I’ve seen many reviews stating that Hereditary is a “new kind of horror”, and similar nonsense. In fact, there’s very little new about Ari Aster’s film, but that doesn’t mean that what he does with it won’t creep the living daylights out of you.
Rather, what Aster and co. do is not wholly rely on what have become the standard, tired tricks of a great deal of modern horror: the jump scare of something appearing in frame, or a door slamming, the sudden burst of sound and music. Instead, we are treated to long moments of dread and unease, surrounded by a film which takes its time exploring the emotions of its central characters and wrapping it all in the universal pain of grief – in particular, how we often don’t deal with it. Only once we’re pulled in by all this does Hereditary blow up with reanimated corpses and family members crawling across the ceiling.
And then, of course, it gives us that much talked about ending, which will really test whether or not the film has you in its hooks.

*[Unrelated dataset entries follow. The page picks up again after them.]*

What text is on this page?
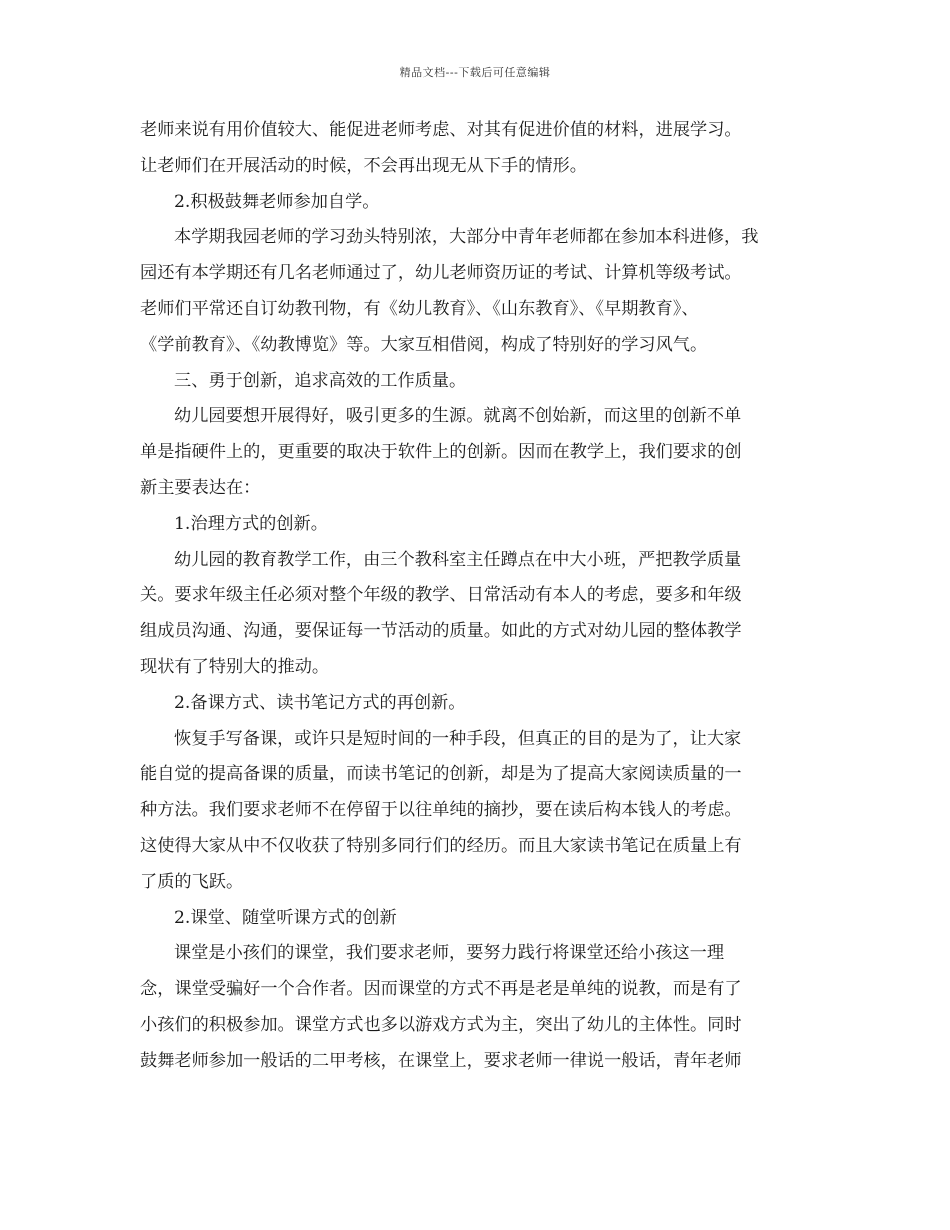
精品文档---下载后可任意编辑
老师来说有用价值较大、能促进老师考虑、对其有促进价值的材料，进展学习。
让老师们在开展活动的时候，不会再出现无从下手的情形。
2.积极鼓舞老师参加自学。
本学期我园老师的学习劲头特别浓，大部分中青年老师都在参加本科进修，我
园还有本学期还有几名老师通过了，幼儿老师资历证的考试、计算机等级考试。
老师们平常还自订幼教刊物，有《幼儿教育》、《山东教育》、《早期教育》、
《学前教育》、《幼教博览》等。大家互相借阅，构成了特别好的学习风气。
三、勇于创新，追求高效的工作质量。
幼儿园要想开展得好，吸引更多的生源。就离不创始新，而这里的创新不单
单是指硬件上的，更重要的取决于软件上的创新。因而在教学上，我们要求的创
新主要表达在：
1.治理方式的创新。
幼儿园的教育教学工作，由三个教科室主任蹲点在中大小班，严把教学质量
关。要求年级主任必须对整个年级的教学、日常活动有本人的考虑，要多和年级
组成员沟通、沟通，要保证每一节活动的质量。如此的方式对幼儿园的整体教学
现状有了特别大的推动。
2.备课方式、读书笔记方式的再创新。
恢复手写备课，或许只是短时间的一种手段，但真正的目的是为了，让大家
能自觉的提高备课的质量，而读书笔记的创新，却是为了提高大家阅读质量的一
种方法。我们要求老师不在停留于以往单纯的摘抄，要在读后构本钱人的考虑。
这使得大家从中不仅收获了特别多同行们的经历。而且大家读书笔记在质量上有
了质的飞跃。
2.课堂、随堂听课方式的创新
课堂是小孩们的课堂，我们要求老师，要努力践行将课堂还给小孩这一理
念，课堂受骗好一个合作者。因而课堂的方式不再是老是单纯的说教，而是有了
小孩们的积极参加。课堂方式也多以游戏方式为主，突出了幼儿的主体性。同时
鼓舞老师参加一般话的二甲考核，在课堂上，要求老师一律说一般话，青年老师
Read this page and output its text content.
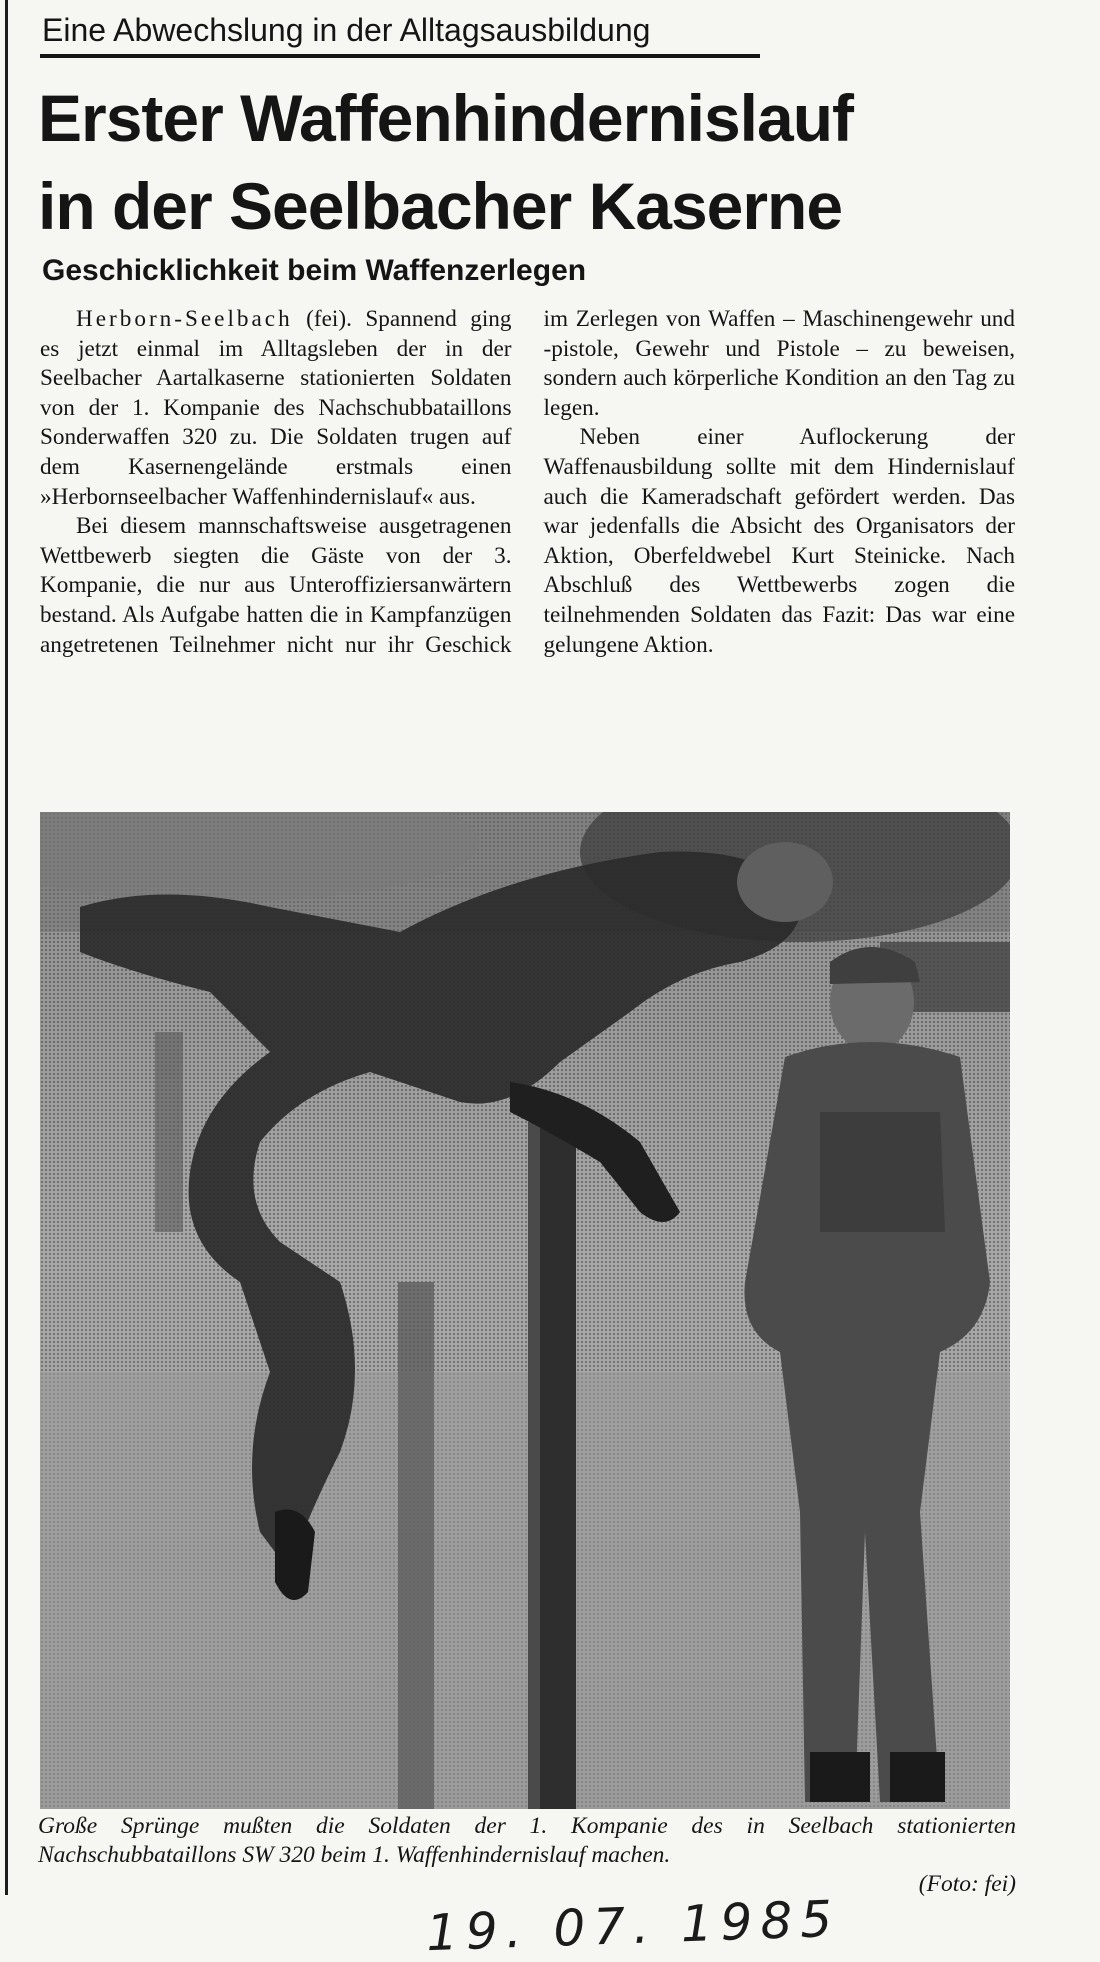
Eine Abwechslung in der Alltagsausbildung
Erster Waffenhindernislauf
in der Seelbacher Kaserne
Geschicklichkeit beim Waffenzerlegen

Herborn-Seelbach (fei). Spannend ging es jetzt einmal im Alltagsleben der in der Seelbacher Aartalkaserne stationierten Soldaten von der 1. Kompanie des Nachschubbataillons Sonderwaffen 320 zu. Die Soldaten trugen auf dem Kasernengelände erstmals einen »Herbornseelbacher Waffenhindernislauf« aus.

Bei diesem mannschaftsweise ausgetragenen Wettbewerb siegten die Gäste von der 3. Kompanie, die nur aus Unteroffiziersanwärtern bestand. Als Aufgabe hatten die in Kampfanzügen angetretenen Teilnehmer nicht nur ihr Geschick im Zerlegen von Waffen – Maschinengewehr und -pistole, Gewehr und Pistole – zu beweisen, sondern auch körperliche Kondition an den Tag zu legen.

Neben einer Auflockerung der Waffenausbildung sollte mit dem Hindernislauf auch die Kameradschaft gefördert werden. Das war jedenfalls die Absicht des Organisators der Aktion, Oberfeldwebel Kurt Steinicke. Nach Abschluß des Wettbewerbs zogen die teilnehmenden Soldaten das Fazit: Das war eine gelungene Aktion.

Große Sprünge mußten die Soldaten der 1. Kompanie des in Seelbach stationierten Nachschubbataillons SW 320 beim 1. Waffenhindernislauf machen.
(Foto: fei)
19. 07. 1985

Hereditary begins quietly, pulling a little Stanley Kubrick Overlook maze trick from The Shining with a model house, but doesn’t do so frivolously: it’s a great unsettling moment, revealing one of the movie’s first pieces of disturbing symbolism, teasing us that there’s something not quite right about this family home. More of the film’s themes are immediately set out as we follow the family preparing for a funeral, for the mother of Toni Collette’s Annie.
Soon enough, both Annie and her two children, Peter and Charlie, are sensing things around the house and at school, and we see the family, rounded off by Gabriel Byrnes’ father, Steve, resolutely not coming to grips with not only this death but also events that have occurred in their lives previously.
Tension builds, and Aster, along with editors Jennifer Lame and Lucian Johnston and committed performances by the cast, allow their film all the time it needs to do so, as we are gradually introduced to wilder events beyond the confines of the house and the family, before one of the truly great shock moments of cinema leads us into a more heightened third act, letting the story fully off the leash in the last fifteen minutes or so. One or two of the final scares and revelations almost threaten to derail the careful build, but by the time they come we’ve been engulfed enough by the family’s deterioration not to stop us from enjoying their obvious pleasures.
It’s difficult to discuss the final five minutes without veering into spoiler territory, but suffice to say the various breadcrumbs laid throughout the previous two hours are brought together in a truly off-kilter way, with an ending which reminded me both of Rosemary’s Baby and of Robert Egger’s modern classic, The Witch, being both truly horrific (as you understand the fates of two of the central characters) and utterly bizarre.
Hereditary allows a few howlers through which occasionally threaten its entry to the hallowed halls of classics such as the aforementioned Rosemary’s Baby, The Exorcist and The Haunting: clunky lines of dialogue here and there (“Dad, it’s the cemetery,” “About what?”), the discovery of a book (“Guide to Spiritualism”) which might as well be labelled “plot device”, and some irritatingly, The Deadly Bees level superimposed flies (yes, I’m being nit-picky, but these elements stand out like sore thumbs in an otherwise classy affair like this).
But despite these caveats, Hereditary works like a dark charm because it picks at a sore scab and works at it: grief is something most of us struggle with, and while we may not conjure up dead loved ones in an effort to deal with that grief – or at least, I presume we don’t – we are given time to empathise with the very real and raw emotions experienced by the film’s family, and the unravelling of that family as a result of their inability to deal with their pain. And that’s true horror, after all, even with the addition of a meddling witch’s coven.
To return to my original point, Hereditary might not actually offer us something new, but it does what it does to a mostly masterful level, where the simple sound of a vocal clicking is made scary, and follows the lead of John Carpenter’s Halloween by using the frame to create unease.
And if you’re unfortunate enough to have dealt with death and the ensuing emotions we’re left with, it will resonate long after a dozen pump-up-the-volume, jump scare Paranormal Nun horror movies have faded into one another.